Éric Normand, Le Mouton NOIR, Rimouski, le 18 mars 2020
Chaque pratique artistique nécessite un lieu dont l’existence dépend de l’organisation d’une communauté. Le plus souvent par chez nous, la présence d’un endroit dédié à une activité répond soit à des raisons économiques, soit aux revendications de lobbys ou d’associations communautaires.
Dans les grandes villes, les ateliers d’artistes peuvent parfois jouer un rôle désolant dans la chaîne de l’évolution des quartiers et de la spéculation immobilière. Ils arrivent dans un moment creux de la valeur, celui du post-industriel ou du post-autre-chose. Ils redonnent de l’intérêt aux bâtiments et aux secteurs, en rehaussent la qualité de vie et arrivent, bien malgré eux, à la base de la chaîne de l’embourgeoisement. Quand les artistes s’installent, s’ouvrent cafés, restos, boutiques, jusqu’à ce que la boucle se ferme et qu’on évince les artistes pour délit de valeur immobilière, afin de permettre la construction de tours à condos mornes et rentables, qu’on nommera « Cité des Arts ».

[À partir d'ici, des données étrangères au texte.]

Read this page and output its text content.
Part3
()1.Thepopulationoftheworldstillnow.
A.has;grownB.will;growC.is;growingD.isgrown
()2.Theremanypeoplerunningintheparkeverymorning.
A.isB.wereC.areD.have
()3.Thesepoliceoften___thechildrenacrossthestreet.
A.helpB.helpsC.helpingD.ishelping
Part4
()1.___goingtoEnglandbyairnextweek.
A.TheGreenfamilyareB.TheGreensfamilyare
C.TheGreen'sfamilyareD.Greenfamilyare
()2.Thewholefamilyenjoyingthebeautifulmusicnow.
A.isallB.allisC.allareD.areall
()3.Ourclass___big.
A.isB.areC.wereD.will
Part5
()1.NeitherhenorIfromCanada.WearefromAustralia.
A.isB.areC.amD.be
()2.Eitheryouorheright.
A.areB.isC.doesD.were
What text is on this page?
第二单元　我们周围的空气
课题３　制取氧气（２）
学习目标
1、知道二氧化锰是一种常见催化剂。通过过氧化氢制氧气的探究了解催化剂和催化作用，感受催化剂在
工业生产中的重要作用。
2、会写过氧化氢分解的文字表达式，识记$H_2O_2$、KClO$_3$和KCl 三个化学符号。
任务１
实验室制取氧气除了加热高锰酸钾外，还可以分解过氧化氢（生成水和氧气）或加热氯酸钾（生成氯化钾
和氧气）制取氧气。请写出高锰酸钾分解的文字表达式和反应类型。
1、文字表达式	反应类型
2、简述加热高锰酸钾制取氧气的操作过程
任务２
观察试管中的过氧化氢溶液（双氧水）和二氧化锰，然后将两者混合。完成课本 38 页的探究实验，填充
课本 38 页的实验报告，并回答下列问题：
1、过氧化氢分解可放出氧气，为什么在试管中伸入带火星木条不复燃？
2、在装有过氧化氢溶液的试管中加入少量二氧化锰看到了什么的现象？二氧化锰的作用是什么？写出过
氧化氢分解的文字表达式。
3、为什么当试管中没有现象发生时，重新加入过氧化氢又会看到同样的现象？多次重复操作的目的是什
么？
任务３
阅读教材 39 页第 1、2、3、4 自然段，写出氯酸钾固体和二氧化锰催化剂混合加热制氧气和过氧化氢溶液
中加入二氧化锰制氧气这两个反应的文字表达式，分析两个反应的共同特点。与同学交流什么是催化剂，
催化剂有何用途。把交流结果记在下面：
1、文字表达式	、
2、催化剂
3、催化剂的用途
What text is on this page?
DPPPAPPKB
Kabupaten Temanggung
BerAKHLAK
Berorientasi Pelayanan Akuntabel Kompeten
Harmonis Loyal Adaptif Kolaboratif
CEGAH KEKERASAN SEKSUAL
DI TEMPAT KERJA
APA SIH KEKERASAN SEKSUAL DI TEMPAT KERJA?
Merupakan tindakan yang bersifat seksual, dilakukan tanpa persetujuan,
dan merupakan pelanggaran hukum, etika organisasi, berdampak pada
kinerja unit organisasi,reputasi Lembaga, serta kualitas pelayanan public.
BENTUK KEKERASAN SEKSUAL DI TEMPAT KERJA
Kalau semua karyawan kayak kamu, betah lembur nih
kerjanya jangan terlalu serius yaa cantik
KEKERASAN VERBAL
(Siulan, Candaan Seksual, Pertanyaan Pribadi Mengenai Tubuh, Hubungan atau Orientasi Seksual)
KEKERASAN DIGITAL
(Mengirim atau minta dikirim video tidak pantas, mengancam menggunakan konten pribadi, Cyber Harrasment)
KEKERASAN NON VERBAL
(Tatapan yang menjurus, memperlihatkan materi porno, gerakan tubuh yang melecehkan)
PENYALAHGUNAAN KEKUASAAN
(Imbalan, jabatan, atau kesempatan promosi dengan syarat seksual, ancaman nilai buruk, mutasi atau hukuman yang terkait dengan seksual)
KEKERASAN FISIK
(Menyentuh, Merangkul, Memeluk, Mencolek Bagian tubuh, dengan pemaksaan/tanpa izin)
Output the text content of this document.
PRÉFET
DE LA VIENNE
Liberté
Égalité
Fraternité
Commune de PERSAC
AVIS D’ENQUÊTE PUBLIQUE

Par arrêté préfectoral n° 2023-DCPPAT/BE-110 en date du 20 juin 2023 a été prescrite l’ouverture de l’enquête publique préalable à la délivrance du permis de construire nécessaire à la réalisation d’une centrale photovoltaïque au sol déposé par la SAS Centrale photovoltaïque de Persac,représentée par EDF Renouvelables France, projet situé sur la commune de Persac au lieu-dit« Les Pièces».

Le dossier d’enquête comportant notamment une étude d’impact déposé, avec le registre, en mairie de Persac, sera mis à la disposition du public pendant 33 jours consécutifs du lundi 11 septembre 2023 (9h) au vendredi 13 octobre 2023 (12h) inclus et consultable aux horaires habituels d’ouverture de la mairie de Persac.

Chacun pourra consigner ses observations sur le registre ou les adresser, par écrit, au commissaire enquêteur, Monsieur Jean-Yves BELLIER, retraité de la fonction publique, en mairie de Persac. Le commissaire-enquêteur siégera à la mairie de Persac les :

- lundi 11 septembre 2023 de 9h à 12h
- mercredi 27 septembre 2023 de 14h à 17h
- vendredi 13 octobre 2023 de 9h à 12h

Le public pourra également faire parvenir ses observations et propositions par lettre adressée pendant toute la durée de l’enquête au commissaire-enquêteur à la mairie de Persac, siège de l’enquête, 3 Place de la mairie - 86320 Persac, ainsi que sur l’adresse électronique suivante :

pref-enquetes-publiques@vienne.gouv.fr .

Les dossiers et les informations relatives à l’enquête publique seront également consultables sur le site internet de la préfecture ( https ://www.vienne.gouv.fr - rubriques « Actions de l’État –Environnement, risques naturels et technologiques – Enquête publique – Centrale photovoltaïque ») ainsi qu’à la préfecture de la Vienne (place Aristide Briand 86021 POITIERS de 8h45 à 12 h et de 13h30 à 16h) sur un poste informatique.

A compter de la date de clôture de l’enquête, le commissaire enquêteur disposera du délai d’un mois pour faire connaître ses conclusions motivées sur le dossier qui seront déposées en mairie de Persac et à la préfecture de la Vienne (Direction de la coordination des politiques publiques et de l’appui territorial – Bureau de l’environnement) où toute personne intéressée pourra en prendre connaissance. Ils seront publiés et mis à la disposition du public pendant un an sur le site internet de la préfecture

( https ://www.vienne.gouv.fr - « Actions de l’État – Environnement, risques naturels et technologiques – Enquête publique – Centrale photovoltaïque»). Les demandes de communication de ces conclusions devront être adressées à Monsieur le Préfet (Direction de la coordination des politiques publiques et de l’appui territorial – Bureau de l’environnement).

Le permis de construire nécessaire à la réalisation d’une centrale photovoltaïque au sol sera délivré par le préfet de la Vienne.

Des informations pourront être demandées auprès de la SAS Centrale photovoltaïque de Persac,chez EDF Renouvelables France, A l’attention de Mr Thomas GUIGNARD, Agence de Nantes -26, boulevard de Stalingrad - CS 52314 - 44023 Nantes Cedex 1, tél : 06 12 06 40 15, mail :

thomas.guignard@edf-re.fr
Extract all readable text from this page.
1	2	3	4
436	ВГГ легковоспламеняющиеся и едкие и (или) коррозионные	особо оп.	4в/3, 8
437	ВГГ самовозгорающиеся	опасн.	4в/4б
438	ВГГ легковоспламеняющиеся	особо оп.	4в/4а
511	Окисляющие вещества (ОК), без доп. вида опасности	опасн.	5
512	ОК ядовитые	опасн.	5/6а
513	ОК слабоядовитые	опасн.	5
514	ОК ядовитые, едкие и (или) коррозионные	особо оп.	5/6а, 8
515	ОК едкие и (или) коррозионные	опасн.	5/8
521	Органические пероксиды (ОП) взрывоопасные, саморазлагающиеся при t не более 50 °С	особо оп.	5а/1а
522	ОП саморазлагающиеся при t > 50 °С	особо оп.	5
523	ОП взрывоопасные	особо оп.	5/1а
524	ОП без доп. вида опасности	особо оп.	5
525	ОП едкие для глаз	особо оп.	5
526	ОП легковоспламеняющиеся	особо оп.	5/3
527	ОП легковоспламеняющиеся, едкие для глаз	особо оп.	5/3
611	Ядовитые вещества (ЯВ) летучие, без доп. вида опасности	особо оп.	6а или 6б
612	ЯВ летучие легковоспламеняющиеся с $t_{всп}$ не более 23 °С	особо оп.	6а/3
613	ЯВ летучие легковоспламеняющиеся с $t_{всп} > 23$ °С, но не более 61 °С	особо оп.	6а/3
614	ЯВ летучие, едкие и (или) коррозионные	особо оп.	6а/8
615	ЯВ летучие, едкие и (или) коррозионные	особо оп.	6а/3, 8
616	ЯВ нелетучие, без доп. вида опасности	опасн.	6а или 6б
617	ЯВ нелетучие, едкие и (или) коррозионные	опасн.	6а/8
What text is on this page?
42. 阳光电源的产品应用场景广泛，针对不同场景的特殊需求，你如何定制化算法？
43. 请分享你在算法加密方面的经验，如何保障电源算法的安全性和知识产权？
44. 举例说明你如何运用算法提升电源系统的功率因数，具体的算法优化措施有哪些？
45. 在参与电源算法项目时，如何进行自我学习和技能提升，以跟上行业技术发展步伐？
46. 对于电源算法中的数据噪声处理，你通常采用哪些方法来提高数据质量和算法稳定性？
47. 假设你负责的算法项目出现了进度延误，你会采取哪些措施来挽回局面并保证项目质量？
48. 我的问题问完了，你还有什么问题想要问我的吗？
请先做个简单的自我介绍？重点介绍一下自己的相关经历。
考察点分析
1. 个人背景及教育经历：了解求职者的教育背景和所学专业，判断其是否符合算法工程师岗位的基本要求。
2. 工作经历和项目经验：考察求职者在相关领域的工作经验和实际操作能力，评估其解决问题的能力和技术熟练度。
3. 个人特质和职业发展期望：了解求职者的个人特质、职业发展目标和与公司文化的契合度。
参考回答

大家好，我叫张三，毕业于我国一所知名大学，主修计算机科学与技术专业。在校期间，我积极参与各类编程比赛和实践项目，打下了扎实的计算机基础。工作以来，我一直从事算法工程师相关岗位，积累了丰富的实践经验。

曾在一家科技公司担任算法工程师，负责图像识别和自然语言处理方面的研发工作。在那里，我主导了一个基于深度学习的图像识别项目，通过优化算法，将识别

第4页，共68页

Dans des villes de petite taille comme Rimouski, ce phénomène n’existe pas, car les artistes ne représentent pas une masse critique assez importante pour changer le visage d’un quartier. L’existence de lieux dédiés à la pratique des arts dépend alors de prometteurs avisés ou des bonnes intentions et relations qu’entretient l’administration municipale avec la communauté artistique.
Il est important de différencier deux types de lieux consacrés à la pratique des arts : les lieux de production et de recherche qu’occupent les artistes professionnels, et ceux ouverts aux amateurs, leur permettant de s’initier aux arts ou de les pratiquer comme passe-temps. Autrefois, les Ateliers Saint-Louis de Rimouski avaient cette double vocation et abritaient à la fois des ateliers individuels et collectifs.
Aujourd’hui, les locaux pour artistes ont pratiquement disparu à Rimouski. Dans ce contexte, les artistes professionnels sont repoussés chez eux, les plus chanceuses et chanceux se bricolent un atelier au garage ou au sous-sol, loin de l’animation de la cité. Ils s’isolent ainsi de la vie publique et des échanges avec les autres créateurs, une proximité pourtant vitale, à la base même de l’idée d’une culture locale.
Qu’en est-il des pratiques amateurs? Les écoles de danse et de musique s’occupent d’espaces pour la formation. Nos bibliothèques font des efforts pour l’accessibilité à la culture. Toutefois, rien ne nous permet d’avoir un accès collectif et adapté à la création, de convier les citoyens et les citoyennes à une ou à des pratiques artistiques. Plusieurs cours d’art actuellement offerts ne fournissent pas de matériel et se déroulent dans des locaux inappropriés, comme l’ancienne école Claire-L’Heureux-Dubé où vos enfants pourront côtoyer des militaires fantoches simulant la Troisième Guerre mondiale en allant à leur cours de dessin.
Alors que le lobby du sport arrive à se faire construire piscine, glace et anneaux de course, je crois qu’il est grand temps de faire valoir le rôle de la créativité dans la vie d’une communauté. Il le faut si on veut que Rimouski devienne une ville de son temps, innovante, transformant ses contraintes de petite collectivité en atouts. Autrement, aux Jeux du Québec, vous viendrez chanter avec moi : « un cerveau spongieux dans un corps sain ».